|
|
|
|
|
by jamesblonde
3695 days ago
|
|
Raid5 is not dead yet (https://www.cafaro.net/2014/05/26/why-raid-5-is-not-dead-yet...). The problem with failures during rebuilds is overblown, IMO. Manufacturer quoted URE failure rate (probability of failure to read) is overstated - instead of 1×10^14, they are mostly like 1×10^15 or higher.
Full disclosure: we're actually doing erasure coding in HDFS over Raid5 on servers (double insurance - if the raid array goes down, we can recover from other servers in HDFS). But our expectation for 6x4TB arrays is not for a 70%+ chance of a URE during a rebuild, rather a couple of percent. With ZFS or btrfs, it won't actually matter for us, as we'll only lose a block on a URE- that we can recover from the rest of the cluster. |
|
I've got roughly 30 arrays in production, between 4 and 12 disks in each. All are RAID5 + hotspare.

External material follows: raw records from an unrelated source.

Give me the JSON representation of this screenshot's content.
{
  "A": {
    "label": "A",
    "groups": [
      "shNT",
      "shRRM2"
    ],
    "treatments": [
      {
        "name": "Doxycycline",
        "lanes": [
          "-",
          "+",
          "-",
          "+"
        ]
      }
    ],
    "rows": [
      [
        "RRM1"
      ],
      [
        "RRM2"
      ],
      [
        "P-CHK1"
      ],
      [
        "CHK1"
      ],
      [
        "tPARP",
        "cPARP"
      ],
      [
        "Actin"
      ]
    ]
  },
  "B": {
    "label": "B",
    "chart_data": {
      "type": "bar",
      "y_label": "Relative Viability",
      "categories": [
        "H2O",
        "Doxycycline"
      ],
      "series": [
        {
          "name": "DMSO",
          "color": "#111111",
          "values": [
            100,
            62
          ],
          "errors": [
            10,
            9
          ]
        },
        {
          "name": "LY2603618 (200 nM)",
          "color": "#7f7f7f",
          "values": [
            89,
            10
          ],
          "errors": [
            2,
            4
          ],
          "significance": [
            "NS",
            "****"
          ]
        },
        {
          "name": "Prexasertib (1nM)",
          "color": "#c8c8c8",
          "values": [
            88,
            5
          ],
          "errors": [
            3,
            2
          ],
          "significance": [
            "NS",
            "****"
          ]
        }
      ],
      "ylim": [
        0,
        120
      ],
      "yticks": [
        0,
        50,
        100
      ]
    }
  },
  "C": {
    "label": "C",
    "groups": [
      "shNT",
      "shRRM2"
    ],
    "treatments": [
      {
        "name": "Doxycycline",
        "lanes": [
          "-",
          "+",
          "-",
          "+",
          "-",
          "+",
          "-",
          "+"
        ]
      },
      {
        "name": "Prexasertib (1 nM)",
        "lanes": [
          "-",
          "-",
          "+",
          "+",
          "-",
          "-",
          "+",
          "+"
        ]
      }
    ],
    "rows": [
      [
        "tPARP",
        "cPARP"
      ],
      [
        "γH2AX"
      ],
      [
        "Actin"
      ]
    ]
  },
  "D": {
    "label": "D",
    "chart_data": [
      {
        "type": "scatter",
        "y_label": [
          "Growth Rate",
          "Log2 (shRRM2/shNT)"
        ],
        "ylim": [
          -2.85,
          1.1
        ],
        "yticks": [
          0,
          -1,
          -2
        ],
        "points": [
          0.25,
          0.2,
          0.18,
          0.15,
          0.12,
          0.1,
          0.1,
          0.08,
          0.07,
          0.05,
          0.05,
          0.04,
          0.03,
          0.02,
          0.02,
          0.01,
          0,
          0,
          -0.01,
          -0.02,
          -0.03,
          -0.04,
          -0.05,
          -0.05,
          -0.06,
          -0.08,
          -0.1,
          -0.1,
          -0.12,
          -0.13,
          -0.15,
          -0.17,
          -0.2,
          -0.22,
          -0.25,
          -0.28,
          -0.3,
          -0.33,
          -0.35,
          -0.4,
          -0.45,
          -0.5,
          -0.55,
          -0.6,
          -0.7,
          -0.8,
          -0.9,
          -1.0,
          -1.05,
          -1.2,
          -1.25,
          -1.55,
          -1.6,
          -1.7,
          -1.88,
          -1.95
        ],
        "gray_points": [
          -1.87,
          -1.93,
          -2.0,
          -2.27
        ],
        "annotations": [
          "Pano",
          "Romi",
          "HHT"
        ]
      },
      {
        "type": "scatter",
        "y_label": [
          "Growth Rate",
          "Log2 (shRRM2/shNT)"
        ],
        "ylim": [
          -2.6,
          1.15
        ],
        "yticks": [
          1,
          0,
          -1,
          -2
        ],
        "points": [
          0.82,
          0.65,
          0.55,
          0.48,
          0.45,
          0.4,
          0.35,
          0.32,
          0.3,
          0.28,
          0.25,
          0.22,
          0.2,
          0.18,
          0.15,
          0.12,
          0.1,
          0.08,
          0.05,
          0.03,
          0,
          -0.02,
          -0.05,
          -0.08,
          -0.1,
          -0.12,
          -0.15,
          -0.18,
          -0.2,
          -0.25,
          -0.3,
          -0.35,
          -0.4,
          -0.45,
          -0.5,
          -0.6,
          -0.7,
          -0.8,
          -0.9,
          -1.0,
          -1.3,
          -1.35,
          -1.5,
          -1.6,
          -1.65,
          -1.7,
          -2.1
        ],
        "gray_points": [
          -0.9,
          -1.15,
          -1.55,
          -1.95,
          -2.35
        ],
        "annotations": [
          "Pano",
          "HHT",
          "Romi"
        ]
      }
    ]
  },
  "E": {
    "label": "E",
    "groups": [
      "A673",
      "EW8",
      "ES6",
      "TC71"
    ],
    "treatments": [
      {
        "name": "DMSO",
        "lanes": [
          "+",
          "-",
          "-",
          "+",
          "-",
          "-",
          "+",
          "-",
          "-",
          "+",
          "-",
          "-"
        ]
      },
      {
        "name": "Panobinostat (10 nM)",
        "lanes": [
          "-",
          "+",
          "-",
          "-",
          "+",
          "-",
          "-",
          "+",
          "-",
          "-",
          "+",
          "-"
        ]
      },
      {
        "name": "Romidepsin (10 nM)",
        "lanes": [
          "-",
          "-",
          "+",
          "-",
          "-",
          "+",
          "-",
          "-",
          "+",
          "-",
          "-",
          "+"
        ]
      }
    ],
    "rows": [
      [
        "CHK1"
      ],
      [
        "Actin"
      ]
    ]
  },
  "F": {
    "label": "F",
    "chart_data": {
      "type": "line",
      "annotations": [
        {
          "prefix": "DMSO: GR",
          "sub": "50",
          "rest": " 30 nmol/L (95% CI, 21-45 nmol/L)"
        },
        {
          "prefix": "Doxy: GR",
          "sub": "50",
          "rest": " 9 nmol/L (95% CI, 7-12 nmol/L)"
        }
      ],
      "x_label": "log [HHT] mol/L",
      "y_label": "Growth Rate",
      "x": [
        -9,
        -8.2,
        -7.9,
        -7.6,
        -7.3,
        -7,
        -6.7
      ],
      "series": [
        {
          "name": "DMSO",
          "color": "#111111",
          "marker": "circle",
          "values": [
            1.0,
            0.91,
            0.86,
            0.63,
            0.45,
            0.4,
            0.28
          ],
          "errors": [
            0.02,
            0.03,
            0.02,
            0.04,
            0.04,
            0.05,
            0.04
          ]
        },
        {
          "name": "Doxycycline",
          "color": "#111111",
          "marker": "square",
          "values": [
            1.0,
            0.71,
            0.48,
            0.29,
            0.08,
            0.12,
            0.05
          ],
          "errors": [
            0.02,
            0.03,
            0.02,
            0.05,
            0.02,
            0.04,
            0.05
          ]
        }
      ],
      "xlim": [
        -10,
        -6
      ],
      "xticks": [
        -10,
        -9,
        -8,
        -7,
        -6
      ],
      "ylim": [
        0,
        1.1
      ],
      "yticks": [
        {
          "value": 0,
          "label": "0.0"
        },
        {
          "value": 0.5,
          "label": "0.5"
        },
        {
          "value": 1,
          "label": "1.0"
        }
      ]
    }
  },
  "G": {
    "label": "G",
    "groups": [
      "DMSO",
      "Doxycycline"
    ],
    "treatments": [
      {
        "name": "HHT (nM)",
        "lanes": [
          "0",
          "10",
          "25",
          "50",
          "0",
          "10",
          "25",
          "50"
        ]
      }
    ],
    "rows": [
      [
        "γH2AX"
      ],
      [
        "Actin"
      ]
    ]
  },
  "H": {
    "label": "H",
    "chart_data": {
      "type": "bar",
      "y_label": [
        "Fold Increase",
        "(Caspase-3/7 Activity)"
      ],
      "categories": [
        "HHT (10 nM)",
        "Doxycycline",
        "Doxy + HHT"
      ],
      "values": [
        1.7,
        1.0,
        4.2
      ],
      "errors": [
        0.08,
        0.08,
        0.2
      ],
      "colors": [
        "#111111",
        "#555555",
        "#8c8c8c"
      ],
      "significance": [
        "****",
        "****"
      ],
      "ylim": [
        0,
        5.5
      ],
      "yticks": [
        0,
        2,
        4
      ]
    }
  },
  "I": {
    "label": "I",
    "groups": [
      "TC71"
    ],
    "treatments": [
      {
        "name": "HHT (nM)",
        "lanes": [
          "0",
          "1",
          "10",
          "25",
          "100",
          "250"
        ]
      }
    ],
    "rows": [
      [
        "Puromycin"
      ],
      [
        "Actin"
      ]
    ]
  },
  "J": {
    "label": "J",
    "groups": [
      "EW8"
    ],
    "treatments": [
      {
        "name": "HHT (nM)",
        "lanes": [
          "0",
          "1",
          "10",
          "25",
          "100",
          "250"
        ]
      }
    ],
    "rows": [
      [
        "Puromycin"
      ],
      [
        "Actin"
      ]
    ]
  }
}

If you believe the maths people keep quoting, the odds of seeing a total failure in a given year is close to 100%. I started using this configuration, across varying hardware, over 15 years ago and I've been growing in number since.
I'm not pretending one example proves the rule, or that it's totally safe and I would run a highly critical environment this way (before anyone comments: these environments do not meet that definition), but people have tried to show maths that there's a six nine likelihood of failure, and I just don't for a second believe I'm that lucky.